Frente al término libertad, me adhiero a la tradición de quienes emplean la palabra autonomía, la capacidad de una persona de darse leyes a sí misma con las que trazar su periplo biográfico. Es muy frecuente que se nos olvide que solo podemos ser autónomas en marcos de interdependencia. La interdependencia es toda situación en la que una persona no puede colmar sus propósitos de manera unilateral. Platón adujo que las ciudades emergieron porque las personas no se bastan a sí mismas. Si pensamos profundamente, es fácil adivinar que no hay ninguna situación en la que de forma directa o indirecta no requiramos el quintaesencial concurso de una miríada de multiagentes. La autarquía, la autosuficiencia y el solipsismo son narratividades muy seductoras sin correlación alguna en el mundo real. Hay que hacer una concienzuda dejación del pensamiento para atreverse a afirmar que todo depende de uno mismo. 

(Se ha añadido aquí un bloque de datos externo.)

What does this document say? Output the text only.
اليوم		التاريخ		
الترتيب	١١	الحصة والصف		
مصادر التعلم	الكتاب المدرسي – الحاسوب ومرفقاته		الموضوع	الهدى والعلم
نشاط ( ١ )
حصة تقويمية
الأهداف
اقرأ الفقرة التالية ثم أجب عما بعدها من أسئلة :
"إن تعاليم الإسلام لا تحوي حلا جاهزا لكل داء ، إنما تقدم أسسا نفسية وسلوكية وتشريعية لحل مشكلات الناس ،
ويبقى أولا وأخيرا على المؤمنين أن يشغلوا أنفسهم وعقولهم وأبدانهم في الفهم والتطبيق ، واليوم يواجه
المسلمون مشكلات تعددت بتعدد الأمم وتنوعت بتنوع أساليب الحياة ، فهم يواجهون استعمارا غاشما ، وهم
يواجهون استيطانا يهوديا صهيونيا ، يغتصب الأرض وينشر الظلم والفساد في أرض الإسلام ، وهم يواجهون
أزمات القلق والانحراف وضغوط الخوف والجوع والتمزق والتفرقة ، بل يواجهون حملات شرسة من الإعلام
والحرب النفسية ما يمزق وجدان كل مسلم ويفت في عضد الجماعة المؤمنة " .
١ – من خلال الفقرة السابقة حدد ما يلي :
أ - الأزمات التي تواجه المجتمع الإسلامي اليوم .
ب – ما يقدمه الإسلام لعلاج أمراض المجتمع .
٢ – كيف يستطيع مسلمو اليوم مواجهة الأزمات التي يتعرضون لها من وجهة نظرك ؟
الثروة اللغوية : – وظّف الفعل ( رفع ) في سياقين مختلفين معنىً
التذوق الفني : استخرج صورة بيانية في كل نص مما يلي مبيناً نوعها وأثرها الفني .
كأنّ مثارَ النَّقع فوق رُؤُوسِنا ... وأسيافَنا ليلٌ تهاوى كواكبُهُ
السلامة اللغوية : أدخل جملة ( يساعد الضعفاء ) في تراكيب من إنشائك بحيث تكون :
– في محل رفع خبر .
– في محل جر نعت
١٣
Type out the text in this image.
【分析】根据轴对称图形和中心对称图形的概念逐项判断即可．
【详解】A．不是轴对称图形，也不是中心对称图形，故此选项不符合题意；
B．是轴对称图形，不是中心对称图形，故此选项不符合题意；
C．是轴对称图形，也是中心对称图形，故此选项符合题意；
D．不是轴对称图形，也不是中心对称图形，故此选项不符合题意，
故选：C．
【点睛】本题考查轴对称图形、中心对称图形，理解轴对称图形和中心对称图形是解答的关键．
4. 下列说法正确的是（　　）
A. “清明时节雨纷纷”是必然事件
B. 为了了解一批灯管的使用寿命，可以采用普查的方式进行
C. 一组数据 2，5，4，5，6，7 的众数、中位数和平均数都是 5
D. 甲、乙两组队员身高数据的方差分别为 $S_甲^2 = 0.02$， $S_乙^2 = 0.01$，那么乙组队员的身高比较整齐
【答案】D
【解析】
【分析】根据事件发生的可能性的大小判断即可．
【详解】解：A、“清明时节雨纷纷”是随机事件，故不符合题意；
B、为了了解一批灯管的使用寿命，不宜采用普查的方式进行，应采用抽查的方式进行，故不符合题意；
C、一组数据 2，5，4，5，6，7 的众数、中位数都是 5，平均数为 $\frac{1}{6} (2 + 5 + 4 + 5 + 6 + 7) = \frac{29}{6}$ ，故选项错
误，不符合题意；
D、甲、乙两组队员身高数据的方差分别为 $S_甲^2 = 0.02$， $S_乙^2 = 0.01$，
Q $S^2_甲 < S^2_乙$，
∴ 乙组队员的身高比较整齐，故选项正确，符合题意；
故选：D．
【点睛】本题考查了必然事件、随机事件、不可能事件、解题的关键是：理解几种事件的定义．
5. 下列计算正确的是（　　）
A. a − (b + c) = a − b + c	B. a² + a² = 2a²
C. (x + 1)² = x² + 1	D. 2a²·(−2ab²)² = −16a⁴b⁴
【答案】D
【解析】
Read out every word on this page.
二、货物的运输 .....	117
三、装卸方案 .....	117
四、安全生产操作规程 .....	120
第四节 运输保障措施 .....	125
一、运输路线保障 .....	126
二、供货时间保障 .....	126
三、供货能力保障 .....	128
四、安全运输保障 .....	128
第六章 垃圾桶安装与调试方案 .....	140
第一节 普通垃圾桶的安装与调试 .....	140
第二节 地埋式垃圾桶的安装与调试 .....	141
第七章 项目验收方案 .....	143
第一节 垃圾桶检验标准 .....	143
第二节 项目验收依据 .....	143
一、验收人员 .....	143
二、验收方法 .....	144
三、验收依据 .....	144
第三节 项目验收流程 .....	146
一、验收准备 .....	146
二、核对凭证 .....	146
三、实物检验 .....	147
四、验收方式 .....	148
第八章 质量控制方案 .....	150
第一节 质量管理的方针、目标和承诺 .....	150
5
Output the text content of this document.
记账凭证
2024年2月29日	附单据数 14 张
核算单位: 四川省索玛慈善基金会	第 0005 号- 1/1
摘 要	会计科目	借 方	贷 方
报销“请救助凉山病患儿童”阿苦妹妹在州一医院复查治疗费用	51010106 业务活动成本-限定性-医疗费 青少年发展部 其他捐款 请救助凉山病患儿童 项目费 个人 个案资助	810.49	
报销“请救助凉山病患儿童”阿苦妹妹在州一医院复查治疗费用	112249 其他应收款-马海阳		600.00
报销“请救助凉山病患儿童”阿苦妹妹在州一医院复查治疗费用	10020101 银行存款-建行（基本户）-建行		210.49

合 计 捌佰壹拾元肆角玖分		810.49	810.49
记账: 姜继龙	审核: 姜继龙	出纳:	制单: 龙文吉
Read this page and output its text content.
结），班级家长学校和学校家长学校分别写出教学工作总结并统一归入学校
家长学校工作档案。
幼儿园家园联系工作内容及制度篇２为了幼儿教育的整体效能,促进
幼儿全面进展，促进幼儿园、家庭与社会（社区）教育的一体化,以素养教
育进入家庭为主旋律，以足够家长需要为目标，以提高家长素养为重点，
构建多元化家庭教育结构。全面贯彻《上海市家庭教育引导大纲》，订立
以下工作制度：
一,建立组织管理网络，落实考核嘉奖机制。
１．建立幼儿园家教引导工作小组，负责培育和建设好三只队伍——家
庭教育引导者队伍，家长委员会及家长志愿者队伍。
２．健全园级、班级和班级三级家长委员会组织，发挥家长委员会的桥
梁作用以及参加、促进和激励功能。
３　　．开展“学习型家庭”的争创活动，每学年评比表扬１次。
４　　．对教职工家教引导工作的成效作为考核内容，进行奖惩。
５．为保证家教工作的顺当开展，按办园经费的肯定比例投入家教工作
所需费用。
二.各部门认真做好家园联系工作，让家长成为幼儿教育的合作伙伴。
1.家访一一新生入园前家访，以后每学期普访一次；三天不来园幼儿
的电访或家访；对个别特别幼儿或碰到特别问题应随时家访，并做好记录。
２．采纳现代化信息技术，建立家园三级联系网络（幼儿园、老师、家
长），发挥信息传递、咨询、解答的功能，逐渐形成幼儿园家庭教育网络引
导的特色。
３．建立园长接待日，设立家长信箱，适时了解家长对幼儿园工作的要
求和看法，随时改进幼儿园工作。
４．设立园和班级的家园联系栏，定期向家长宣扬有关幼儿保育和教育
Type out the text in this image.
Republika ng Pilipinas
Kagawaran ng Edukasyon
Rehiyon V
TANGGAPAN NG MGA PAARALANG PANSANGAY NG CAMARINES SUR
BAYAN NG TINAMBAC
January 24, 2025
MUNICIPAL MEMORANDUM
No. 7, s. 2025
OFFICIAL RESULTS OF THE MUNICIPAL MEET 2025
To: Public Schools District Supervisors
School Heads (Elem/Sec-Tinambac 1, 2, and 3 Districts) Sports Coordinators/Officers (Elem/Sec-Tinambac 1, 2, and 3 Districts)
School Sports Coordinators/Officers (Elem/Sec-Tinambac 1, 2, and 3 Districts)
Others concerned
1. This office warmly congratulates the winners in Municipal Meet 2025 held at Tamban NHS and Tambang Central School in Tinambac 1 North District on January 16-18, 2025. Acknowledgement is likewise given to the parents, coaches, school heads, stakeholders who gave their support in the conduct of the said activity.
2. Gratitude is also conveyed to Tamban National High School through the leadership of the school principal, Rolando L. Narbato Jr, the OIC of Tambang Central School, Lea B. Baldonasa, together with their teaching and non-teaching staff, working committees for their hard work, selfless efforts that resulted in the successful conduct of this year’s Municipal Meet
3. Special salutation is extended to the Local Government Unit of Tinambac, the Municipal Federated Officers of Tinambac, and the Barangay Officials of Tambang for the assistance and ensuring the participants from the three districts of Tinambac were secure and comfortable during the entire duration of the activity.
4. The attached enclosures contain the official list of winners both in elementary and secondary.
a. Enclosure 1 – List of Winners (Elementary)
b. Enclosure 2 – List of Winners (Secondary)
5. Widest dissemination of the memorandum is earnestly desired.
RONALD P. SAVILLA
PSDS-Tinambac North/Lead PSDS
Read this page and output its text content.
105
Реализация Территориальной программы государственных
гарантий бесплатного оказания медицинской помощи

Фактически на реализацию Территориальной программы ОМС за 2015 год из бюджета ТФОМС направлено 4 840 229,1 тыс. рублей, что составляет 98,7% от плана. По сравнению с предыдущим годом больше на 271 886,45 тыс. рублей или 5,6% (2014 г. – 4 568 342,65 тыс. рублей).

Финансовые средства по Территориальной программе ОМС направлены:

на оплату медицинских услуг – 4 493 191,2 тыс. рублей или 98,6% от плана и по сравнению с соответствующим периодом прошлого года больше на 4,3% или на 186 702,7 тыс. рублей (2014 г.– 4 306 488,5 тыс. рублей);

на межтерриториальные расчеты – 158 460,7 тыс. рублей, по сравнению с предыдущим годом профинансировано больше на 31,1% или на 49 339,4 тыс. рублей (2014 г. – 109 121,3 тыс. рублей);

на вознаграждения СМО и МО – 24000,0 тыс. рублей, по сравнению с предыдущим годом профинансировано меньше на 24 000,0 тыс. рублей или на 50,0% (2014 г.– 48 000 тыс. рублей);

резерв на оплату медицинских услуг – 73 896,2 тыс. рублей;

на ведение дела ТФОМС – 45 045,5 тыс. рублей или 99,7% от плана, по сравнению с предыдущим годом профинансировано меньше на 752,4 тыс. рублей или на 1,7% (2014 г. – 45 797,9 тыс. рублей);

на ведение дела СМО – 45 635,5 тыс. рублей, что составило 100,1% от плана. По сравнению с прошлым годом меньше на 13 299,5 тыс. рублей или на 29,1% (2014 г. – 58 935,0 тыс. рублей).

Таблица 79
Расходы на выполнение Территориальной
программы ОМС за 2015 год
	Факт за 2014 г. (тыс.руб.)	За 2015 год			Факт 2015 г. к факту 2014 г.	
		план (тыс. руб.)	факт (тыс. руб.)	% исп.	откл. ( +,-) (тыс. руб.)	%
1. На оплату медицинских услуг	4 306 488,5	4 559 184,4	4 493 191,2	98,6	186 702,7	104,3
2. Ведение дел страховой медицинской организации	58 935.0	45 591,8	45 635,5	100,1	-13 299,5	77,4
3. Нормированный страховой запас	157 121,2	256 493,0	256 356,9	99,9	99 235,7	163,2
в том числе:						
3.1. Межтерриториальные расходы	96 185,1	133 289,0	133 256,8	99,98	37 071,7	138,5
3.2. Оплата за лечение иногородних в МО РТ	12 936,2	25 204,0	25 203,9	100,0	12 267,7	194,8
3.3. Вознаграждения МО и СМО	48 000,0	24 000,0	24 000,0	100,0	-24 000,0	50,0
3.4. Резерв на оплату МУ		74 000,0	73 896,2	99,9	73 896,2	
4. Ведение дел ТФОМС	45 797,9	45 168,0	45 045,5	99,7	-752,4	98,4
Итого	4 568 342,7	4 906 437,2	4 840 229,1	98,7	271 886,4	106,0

Como el antónimo de la libertad es la necesidad, para que la libertad pueda desplegarse requiere entramados políticos en los que la necesidad sea fácilmente satisfecha. La necesidad es lo común a todas las personas en tanto entidades biológicas y afectivas, y por eso su cuidado debería elevarse a acción pública y política. Aumentamos la factibilidad de ser libres cuando maximizamos la fortaleza de lo común en donde nuestras necesidades más primarias pueden cubrirse muchísimo más fácilmente. La libertad estribaría en la creación política de contextos donde lo necesario se protege para que ninguna persona encuentre obturada la capacidad de elegir planes de vida para su vida. La humanidad se torna más civilizada y humana cuando pone su inventiva política en que la necesidad y la precariedad dejen de ser protagónicas en la vida de las personas para que esas mimas personas sean soberanas de una parte mayúscula de su tiempo y puedan acceder a vidas más significativas que las que convoca la mera supervivencia. Explicado con un ejemplo recurrente en la conversación pública. Libertad no es tomarse una cerveza cuando a una persona le dé la gana, sino que la convivencia esté políticamente vehiculada de tal modo que existan condiciones socioeconómicas para que cualquier persona pueda tomársela. 

En República de los cuidados, leo a la filósofa argentina Luciana Cadahia que «las personas no somos libres cuando nada ni nadie interfiere sobre nosotros, sino que, como nos ha enseñado el republicanismo, nos hacemos libres cuando no estamos atadas a vínculos de dependencia y sumisión».  No somos libres, nos hacemos libres cuando nos liberamos de aquello que coerce nuestra agencia, que por supuesto se asocia a condiciones materiales, pero también a nuestro mundo desiderativo  y ético. Como he reiterado en los párrafos anteriores, la libertad colectiva es la que genera contextos donde la necesidad se puede colmar para dar paso a la predilección personal, y la libertad personal es la capacidad de elegir acorde a nuestros propósitos, proyectos, o metas con los cuales cada persona imbuye de sentido y alegría su vida. Spinoza aseveró esto mismo pero de un modo mucho más hermoso. Se es libre cuando se pueden suprimir las pasiones tristes y sustituirlas por las pasiones alegres. Para un cometido tan hermoso se precisan hábitats colectivos cuidadosos que favorezcan que cada cual rellene con sus preferencias el contenido de su alegría. La pura celebración de la autonomía.